Il governo, con il sostegno dei partiti del Folketing, ha deciso di trasferire un miliardo di corone danesi di sostegno agricolo dell'UE nel 2027 a scopi verdi nel 2028. In questo modo è possibile canalizzare più fondi verso iniziative che rafforzano la transizione verde dell'agricoltura. 

I fondi vengono, tra l'altro, prelevati dal sostegno diretto alle superfici, che gli agricoltori ricevono solo per possedere terreni eleggibili, e l'Associazione Ecologica vede positivamente questa redistribuzione:

"Sembra essere il primo passo verso la riduzione del sostegno diretto per ettaro e, in misura maggiore, verso l'assegnazione del sostegno agricolo agli agricoltori che ottengono risultati misurabili per la natura, l'ambiente, il clima e il benessere animale," afferma il responsabile delle politiche agricole e alimentari Sybille Kyed.

È una modifica alle regole dell'UE, entrata in vigore a luglio, che ha reso possibile prendere fondi dalla politica agricola comune attuale (PAC), che termina nel 2027, e trasferirli nel periodo successivo.

Più autonomia

È inoltre previsto che gli Stati membri dell'UE possano utilizzare i fondi della PAC in modo più libero tra vari scopi, consentendo di compiere i primi passi in relazione alle ambizioni su come il sostegno agricolo dell'UE dovrebbe essere utilizzato in futuro.

“Nel nostro programma di governo abbiamo l'ambizione che il sostegno agricolo venga redistribuito, in modo che supporti maggiormente azioni concrete per il verde invece del sostegno diretto per ettaro. Ovvero più supporto a iniziative che rafforzano la natura e la biodiversità, garantiscono un miglior benessere animale, riducono le emissioni di CO2, diminuiscono le emissioni di azoto e forniscono acqua potabile più pulita. Una modifica alle regole dell'UE ci ha dato la possibilità, con il sostegno del Folketing, di fare un passo verso questi obiettivi verdi prima del previsto," afferma il ministro per la natura e il benessere animale Christian Rabjerg Madsen (S) in un comunicato stampa del ministero.

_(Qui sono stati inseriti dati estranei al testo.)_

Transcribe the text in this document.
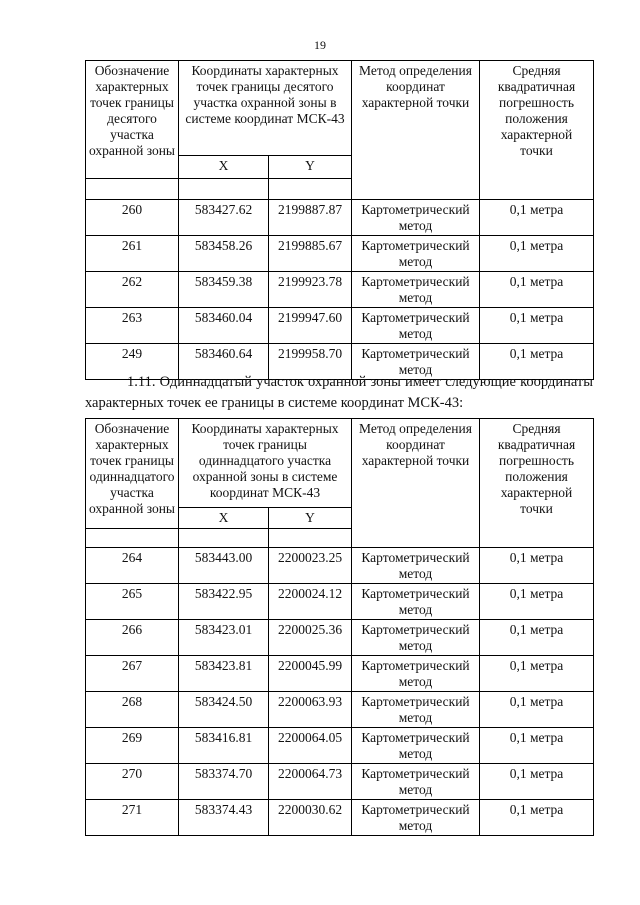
19
Обозначение характерных точек границы десятого участка охранной зоны	Координаты характерных точек границы десятого участка охранной зоны в системе координат МСК-43		Метод определения координат характерной точки	Средняя квадратичная погрешность положения характерной точки
	X	Y		

260	583427.62	2199887.87	Картометрический метод	0,1 метра
261	583458.26	2199885.67	Картометрический метод	0,1 метра
262	583459.38	2199923.78	Картометрический метод	0,1 метра
263	583460.04	2199947.60	Картометрический метод	0,1 метра
249	583460.64	2199958.70	Картометрический метод	0,1 метра
1.11. Одиннадцатый участок охранной зоны имеет следующие координаты характерных точек ее границы в системе координат МСК-43:
Обозначение характерных точек границы одиннадцатого участка охранной зоны	Координаты характерных точек границы одиннадцатого участка охранной зоны в системе координат МСК-43		Метод определения координат характерной точки	Средняя квадратичная погрешность положения характерной точки
	X	Y		

264	583443.00	2200023.25	Картометрический метод	0,1 метра
265	583422.95	2200024.12	Картометрический метод	0,1 метра
266	583423.01	2200025.36	Картометрический метод	0,1 метра
267	583423.81	2200045.99	Картометрический метод	0,1 метра
268	583424.50	2200063.93	Картометрический метод	0,1 метра
269	583416.81	2200064.05	Картометрический метод	0,1 метра
270	583374.70	2200064.73	Картометрический метод	0,1 метра
271	583374.43	2200030.62	Картометрический метод	0,1 метра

I fondi vengono trasferiti a una riserva verde per la riduzione delle superfici agricole, e la decisione sull'uso concreto dei fondi è in attesa della futura politica agricola dell'UE dal 2028. I fondi derivano da una combinazione di risorse che altrimenti sarebbero state destinate al sostegno diretto per ettaro e di fondi che non si prevedeva di utilizzare nel regime verde per l'estensione temporanea dell'agricoltura a basso input. Il pagamento di base agli agricoltori rimane allo stesso livello nel 2027 come nel 2026.

Venstre, Liberal Alliance, i Conservatori, Enhedslisten e Alternativet hanno dato il loro sostegno al piano del governo di spostare i fondi della PAC tra gli anni per destinare più risorse a scopi verdi.